Figure. Nanojoule Adsorption Calorimetry. Left: The setup for single-crystalline samples. A thin pyroelectric polymer ribbon is mounted in an arch and pressed gently against the backside of the sample. As a MB pulse of molecules adsorb on the single-crystal sample, heat is deposited and is detected as a temperature change in the pyroelectric polymer. Simultaneously, the sticking probability of the molecular pulse is measured by a mass spectrometer, detecting the reflected fraction of the pulse.

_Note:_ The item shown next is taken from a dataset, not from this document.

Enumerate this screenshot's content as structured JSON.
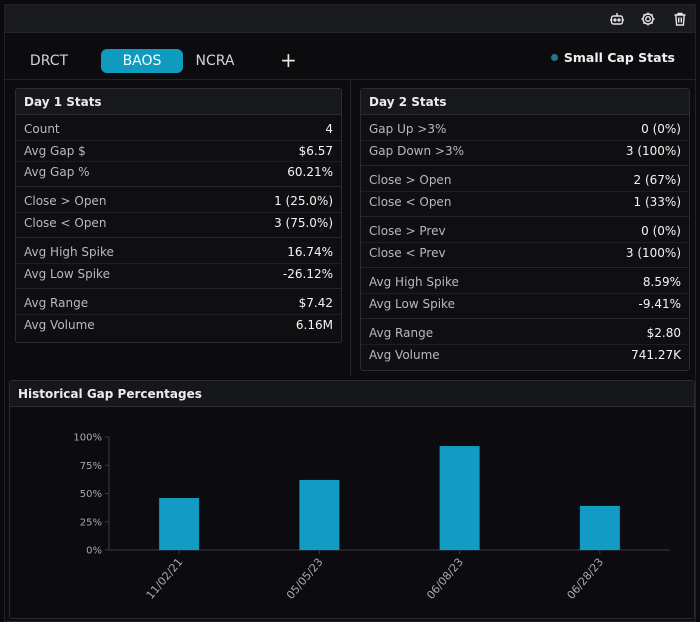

Right: The setup for polymer samples, organic films and other polycrystalline samples, which are deposited as thin films directly on the detector. (Figure: J.M. Gottfried, R. Schuster, Surface Microcalorimetry, In: K. Wandelt (Ed.), Surface and Interface Science, Volume 5: Solid-Gas Interfaces I, Wiley-VCH Verlag, 2015.) (Click to enlarge)
7. Development of Experimental Techniques: UHV Ion Beam with RF Mass Filter
In this project, we have developed an apparatus for electrospray ionization ion beam deposition under ultrahigh vacuum conditions. With this technique, it is possible to deposit large organic molecules or biomolecules which are too thermally fragile for sublimation. The collision energy of the ions with the surface can be varied in a wide range. Under hyperthermal conditions (high kinetic energies), reactive collisions occur that can be used for the chemical modification of surfaces. Current projects: Spectroscopic and microscopic investigation of ion beam deposited species; hyperthermal deposition to induce reactive deposition; further surface/interface reactions of these molecules; clarification of mechanistic details of the deposition/neutralization process.